Gale is not a writer of melodrama and thrills and adventure but a quiet and perceptive commentator on life and relationships, especially family ones; a writer whose grasp of the big picture (in this case, among other things: What is goodness? How do we attain it?) is firmly rooted in our everyday actions. And when you think about it, he is of course right. Goodness for most of us is not the heroics of a gunfight at the OK Corral; it is moments of kindness, support, compassion and generosity. There is no such thing as abstract goodness, it has to be made flesh or it goes the way of all good intentions. Nowhere.
Barnaby Johnson is the perfectly good man of the title. There is of course a slight ambiguity about that wording; perfectly good also implies not quite good enough. Little wonder, then, that Gale prefaces the book with a quotation from 15th century priest/writer Thomas à Kempis: “All perfection in this life hath some imperfection bound up with it; and no knowledge of ours is without some darkness”. The extent of Barnaby’s imperfection is not revealed until well into the book but the opening scene is indicative of some of the moral complexity that is to follow.
As parish priest of two remote country churches, Barnaby is called to one of his parishioners. Lenny Barnes is paralysed from the waist down and wheelchair-bound after an accident playing rugby. Under cover of pouring Barnaby a glass of water, Lenny pours himself a lethal cocktail and drinks it. The fatal dosage of drugs bought on the Internet means he will be dead within five minutes. Barnaby gives him the final sacraments rather than calling an ambulance that he knows will not arrive in time. Does that make him an accessory to suicide, a criminal offence?
At the coroner’s inquest, Barnaby is challenged.
“So let me get this right for the record, Mr Johnson. Knowing Lenny Barnes to be dying, you did nothing to help him?”
“No, I helped him.”
“By prayer. He asked me to pray for him.”
A Perfectly Good Man is divided into sections that are initially somewhat confusing. Barnaby’s life is effectively told backwards, while the stories of those around him are more chronologically straightforward. These include his wife Dorothy, his daughter Carrie and his adopted Vietnamese son Jim, who later insists on being known as Phuc, with all the trauma and re-orientation that shift of names implies. In a wider circle are other local parishioners and contacts including the wild Australian potter Nuala, who is Lenny’s mother, and the book’s most insidious character, Modest Carlsson.

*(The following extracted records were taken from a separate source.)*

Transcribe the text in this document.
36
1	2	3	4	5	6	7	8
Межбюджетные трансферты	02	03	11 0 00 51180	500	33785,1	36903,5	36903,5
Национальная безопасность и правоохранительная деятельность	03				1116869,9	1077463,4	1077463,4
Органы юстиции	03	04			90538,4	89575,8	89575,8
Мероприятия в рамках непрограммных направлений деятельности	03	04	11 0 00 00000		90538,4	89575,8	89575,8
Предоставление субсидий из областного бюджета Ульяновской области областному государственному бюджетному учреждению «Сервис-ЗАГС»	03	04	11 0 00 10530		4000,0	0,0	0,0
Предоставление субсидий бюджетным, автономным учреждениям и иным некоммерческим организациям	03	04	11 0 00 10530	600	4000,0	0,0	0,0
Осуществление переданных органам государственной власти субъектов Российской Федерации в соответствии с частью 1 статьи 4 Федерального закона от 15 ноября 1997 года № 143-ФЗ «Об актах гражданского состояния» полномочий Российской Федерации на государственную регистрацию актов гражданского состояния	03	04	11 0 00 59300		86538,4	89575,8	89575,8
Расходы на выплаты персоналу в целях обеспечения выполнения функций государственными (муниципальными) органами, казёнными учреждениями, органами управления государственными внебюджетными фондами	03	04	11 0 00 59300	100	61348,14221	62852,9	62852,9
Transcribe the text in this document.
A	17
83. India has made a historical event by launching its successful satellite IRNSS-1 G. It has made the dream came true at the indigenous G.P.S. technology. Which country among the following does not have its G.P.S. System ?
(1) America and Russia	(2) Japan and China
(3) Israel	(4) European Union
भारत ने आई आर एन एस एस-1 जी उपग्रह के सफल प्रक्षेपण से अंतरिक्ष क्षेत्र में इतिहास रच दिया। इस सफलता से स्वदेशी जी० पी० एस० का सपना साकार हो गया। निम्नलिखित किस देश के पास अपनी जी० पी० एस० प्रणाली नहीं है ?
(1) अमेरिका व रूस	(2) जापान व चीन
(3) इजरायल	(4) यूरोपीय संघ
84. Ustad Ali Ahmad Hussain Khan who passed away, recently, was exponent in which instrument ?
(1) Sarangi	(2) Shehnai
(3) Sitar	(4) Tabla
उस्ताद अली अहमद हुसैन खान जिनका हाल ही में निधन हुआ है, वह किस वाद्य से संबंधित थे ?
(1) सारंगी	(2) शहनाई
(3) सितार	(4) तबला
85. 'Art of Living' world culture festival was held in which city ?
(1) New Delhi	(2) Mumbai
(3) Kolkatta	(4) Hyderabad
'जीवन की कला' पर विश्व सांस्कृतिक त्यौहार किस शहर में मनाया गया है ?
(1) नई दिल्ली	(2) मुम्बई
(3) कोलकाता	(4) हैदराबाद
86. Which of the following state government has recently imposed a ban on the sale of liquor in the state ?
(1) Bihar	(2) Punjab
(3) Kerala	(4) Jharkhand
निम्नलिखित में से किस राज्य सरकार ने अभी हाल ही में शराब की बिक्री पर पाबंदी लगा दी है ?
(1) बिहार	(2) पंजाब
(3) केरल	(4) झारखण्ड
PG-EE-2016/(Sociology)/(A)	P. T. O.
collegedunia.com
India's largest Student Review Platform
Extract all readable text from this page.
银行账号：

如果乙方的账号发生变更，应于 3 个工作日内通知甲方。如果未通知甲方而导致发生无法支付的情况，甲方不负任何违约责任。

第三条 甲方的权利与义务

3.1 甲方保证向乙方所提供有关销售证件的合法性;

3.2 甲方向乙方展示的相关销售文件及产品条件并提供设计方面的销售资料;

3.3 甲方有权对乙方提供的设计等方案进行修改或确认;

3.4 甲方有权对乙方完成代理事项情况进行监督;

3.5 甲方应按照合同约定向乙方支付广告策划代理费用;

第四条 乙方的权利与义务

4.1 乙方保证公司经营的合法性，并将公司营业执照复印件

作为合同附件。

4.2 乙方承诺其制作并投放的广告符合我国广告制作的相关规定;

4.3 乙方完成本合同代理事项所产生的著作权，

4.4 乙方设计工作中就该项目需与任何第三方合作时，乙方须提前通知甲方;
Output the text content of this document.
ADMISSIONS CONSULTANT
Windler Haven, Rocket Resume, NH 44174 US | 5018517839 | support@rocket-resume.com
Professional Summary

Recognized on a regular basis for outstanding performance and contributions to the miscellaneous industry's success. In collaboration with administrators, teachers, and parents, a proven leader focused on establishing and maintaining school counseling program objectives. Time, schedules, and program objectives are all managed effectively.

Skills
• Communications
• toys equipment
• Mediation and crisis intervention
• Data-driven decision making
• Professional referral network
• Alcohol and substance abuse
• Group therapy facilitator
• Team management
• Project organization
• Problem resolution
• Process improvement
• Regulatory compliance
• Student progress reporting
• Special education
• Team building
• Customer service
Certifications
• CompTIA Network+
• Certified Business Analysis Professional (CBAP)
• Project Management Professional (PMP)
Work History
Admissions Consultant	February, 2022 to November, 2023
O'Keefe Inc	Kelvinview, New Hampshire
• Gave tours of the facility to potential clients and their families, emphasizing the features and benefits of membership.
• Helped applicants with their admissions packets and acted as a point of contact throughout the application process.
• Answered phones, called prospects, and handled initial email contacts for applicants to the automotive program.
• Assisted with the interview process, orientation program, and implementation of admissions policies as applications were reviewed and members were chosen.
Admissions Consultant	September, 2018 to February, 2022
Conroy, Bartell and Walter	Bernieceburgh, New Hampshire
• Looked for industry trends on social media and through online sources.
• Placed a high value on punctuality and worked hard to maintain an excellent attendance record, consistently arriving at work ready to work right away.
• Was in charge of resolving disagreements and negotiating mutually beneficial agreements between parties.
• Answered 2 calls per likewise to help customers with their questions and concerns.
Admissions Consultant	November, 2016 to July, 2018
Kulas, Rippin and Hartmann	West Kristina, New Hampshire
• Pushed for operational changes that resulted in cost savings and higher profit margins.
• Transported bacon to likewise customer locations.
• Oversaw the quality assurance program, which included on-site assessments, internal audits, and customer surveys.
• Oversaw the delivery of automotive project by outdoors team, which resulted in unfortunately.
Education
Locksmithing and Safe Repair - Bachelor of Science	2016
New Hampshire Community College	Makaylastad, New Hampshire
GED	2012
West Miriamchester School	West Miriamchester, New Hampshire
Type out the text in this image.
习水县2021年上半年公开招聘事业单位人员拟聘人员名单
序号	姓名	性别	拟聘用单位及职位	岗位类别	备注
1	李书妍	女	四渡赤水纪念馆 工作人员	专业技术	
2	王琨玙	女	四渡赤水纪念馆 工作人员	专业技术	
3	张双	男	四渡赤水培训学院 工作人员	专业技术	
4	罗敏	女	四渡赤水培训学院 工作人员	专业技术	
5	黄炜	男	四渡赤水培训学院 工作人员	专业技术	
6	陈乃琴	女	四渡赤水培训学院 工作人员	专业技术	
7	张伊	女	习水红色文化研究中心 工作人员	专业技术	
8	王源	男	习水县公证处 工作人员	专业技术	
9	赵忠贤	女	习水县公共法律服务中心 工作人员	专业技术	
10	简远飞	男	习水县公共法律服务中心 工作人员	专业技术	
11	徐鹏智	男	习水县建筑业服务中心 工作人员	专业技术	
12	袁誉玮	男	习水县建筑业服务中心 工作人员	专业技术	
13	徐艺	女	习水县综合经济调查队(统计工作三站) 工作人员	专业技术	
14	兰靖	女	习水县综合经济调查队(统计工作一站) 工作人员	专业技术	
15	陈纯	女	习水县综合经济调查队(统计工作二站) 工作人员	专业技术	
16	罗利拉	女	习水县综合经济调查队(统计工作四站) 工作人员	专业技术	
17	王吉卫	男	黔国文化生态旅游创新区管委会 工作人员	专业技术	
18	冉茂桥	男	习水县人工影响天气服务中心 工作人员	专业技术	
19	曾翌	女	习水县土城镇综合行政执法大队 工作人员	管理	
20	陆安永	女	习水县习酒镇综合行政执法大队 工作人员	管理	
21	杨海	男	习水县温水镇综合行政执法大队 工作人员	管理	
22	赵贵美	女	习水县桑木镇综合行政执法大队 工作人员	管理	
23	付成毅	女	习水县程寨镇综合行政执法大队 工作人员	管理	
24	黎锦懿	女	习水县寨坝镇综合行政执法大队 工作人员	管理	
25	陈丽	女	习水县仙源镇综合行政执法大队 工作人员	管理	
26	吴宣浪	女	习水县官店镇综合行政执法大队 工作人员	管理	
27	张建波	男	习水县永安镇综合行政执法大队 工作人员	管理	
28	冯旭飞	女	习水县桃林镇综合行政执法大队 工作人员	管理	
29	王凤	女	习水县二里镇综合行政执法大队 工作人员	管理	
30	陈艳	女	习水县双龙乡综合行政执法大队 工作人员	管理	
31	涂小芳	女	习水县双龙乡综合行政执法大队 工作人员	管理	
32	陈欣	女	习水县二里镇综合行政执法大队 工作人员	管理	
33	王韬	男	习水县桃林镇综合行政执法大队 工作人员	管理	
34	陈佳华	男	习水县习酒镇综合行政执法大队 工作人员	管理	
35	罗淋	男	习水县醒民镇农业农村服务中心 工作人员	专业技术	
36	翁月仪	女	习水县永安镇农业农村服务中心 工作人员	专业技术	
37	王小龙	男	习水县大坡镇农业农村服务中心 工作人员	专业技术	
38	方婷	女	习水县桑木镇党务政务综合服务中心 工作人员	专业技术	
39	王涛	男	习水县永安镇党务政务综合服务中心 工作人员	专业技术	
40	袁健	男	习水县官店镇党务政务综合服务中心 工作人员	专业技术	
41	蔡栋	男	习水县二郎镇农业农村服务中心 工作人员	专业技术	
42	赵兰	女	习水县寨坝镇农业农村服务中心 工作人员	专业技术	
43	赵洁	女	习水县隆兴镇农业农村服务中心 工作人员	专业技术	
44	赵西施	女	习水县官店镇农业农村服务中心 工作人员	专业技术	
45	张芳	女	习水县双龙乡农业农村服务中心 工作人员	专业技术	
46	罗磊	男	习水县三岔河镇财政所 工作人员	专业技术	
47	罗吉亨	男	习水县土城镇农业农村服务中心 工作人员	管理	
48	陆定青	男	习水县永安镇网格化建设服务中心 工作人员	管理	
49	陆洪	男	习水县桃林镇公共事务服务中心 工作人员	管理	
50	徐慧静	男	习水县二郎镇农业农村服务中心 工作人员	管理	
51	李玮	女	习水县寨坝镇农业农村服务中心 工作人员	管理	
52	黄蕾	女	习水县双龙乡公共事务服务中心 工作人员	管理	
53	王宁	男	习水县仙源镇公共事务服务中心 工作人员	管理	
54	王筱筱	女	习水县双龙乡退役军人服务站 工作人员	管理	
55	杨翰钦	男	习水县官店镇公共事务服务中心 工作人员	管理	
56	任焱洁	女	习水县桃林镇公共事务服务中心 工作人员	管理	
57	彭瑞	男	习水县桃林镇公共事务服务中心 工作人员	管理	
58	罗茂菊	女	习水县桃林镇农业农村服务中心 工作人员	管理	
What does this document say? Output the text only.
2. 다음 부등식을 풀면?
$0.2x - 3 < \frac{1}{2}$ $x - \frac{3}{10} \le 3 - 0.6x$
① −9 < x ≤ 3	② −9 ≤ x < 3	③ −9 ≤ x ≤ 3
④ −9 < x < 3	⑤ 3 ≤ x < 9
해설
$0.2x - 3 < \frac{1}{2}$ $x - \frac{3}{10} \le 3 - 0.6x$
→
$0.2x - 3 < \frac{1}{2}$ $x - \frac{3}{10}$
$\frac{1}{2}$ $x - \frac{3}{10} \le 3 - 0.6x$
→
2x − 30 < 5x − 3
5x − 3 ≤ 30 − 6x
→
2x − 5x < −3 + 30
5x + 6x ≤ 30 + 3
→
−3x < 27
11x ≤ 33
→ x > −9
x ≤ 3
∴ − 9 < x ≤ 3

If Barnaby is the flawed good man, Modest Carlsson is the closest thing in the novel to everyday evil. His assumed name is a cover for a past in prison where he served time for a sexual offence, after which he found a new life as a second-hand bookseller specialising in pornography. Physically repellent, Carlsson is an ugly toad of a man who follows Barnaby around masquerading as a faithful parishioner while searching for flaws in his character and performance. When he finally finds one, he uses it to destructive and devastating effect.
Gale has many gifts as a writer. The first is an easy, mellifluous, fluent style that is seductively easy to read. In fact, so easy to read is Gale that I wonder sometimes if this, perversely, has had an adverse effect on him being taken as the serious novelist that he actually is, prepared to tackle complex and difficult themes.
But perhaps the finest of his qualities is that he writes with utter authenticity about family and relationships. Time and time again in A Perfectly Good Man I was aware that his analysis of and reflection on his characters’ emotional and spiritual lives rang completely true.
There is an elevated ordinariness about Barnaby that is completely engaging as he searches for the way to be a good man, while knowing in his heart that he falls far short of what he would like to be. Tolerance, kindness, compassion – these are the qualities that Barnaby has to access, the sharpest tools in his priestly toolbox, but they do not make for an easy life and they are not fit for all purposes.
I need hardly add that I was gripped and impressed by A Perfectly Good Man and it reminded me of how much I had enjoyed Gale’s earlier Notes From An Exhibition.
Slowly but surely Patrick Gale is moving from my “snuggle up and nuzzle” list to the “must have as soon as it comes out” list. Read this and you will know why.